Actuellement en phase de test, le SI représente un outil innovant qui offrira de nouvelles possibilités aux demandeurs d’emploi et pas seulement pour les chômeurs de longue durée. C’est ce qu’espèrent ses concepteurs, qui tablent sur un taux de placement durable de 75% des candidats. Et pour ceux qui restent sur la touche, des emplois adaptés seront proposés avec un réseau d’entreprises partenaires, dont l’objectif sera de maîtriser les activités qui leur manquent pour obtenir un emploi.
«C’est révoltant d’être privé de travail contre son gré»

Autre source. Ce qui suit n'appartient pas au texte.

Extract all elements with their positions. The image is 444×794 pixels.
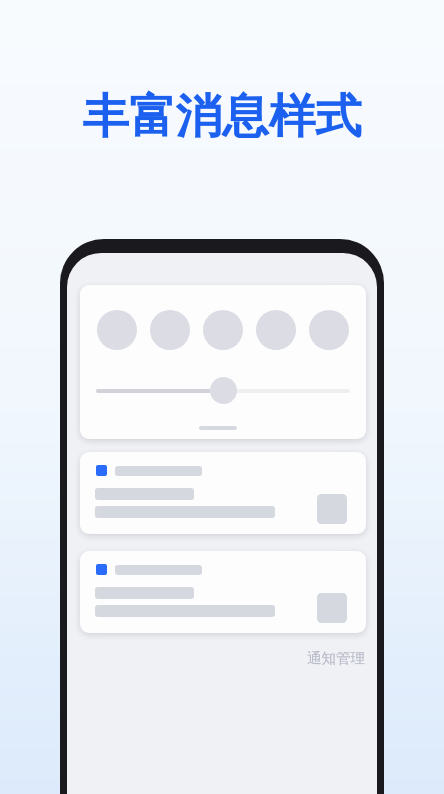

Thierry Faux, 63 ans, Travers (NE)
«Cela fait dix ans que je me suis fait licencier, témoigne Thierry Faux, habitant de Travers dans le canton de Neuchâtel, où il est arrivé de Paris durant la quarantaine. Je travaillais dans un call center. J’ai envoyé des centaines de dossiers de postulation sans jamais être convoqué à un entretien. Je frappais à toutes les portes, tentais d’activer mon réseau. C’est révoltant. Le plus dur est de ne jamais avoir l’opportunité de prouver sa valeur.»
Sans diplôme, Thierry Faux a pourtant cumulé les expériences professionnelles et toujours montré une grande motivation au travail. «J’ai commencé ma carrière dans un centre de tri de La Poste française, puis j’ai travaillé comme assistant à la Sofres, un institut national de sondages. Lorsque je suis arrivé en Suisse, j’étais père célibataire d’un adolescent. J’ai travaillé comme jardinier sans jamais obtenir de contrat. J’ai ensuite trouvé un poste dans un call center avant de me faire licencier. Après de nombreux mois de chômage, le directeur d’un supermarché local a accepté de me rencontrer sur recommandation de deux connaissances. Il m’a engagé comme magasinier à 18 francs de l’heure. Mais cela n’a duré que quelques mois.» Durant son parcours, Thierry Faux ne s’est pas senti soutenu par l’Office régional de placement. «Après des mois de chômage, les entretiens mensuels avec mon conseiller se résumaient à dix minutes de contrôle administratif.»
Les engagements associatifs ont permis à Thierry Faux de tenir. Il s’occupe notamment du journal de la Joliette, le programme d’insertion sociale et professionnelle du Centre social protestant de Neuchâtel. Actuellement sur le point d’entrer en préretraite, le sexagénaire a participé au comité de pilotage du projet d’agence inclusive de l’Association Cantons zéro chômeur de très longue durée. «Je ne le fais plus pour moi, mais pour tous les autres. J’ai vu tant de personnes tomber en dépression et avoir leur vie détruite par le chômage.» Il confie être admiratif du travail de l’équipe de recherche, «même si je dois parfois leur demander de me traduire leur langage spécifiquement ‹recherche sociale› et que je dois m’accrocher pour étudier les documents pointus. J’ai bon espoir qu’il apporte enfin une solution aux personnes privées de travail contre leur gré.»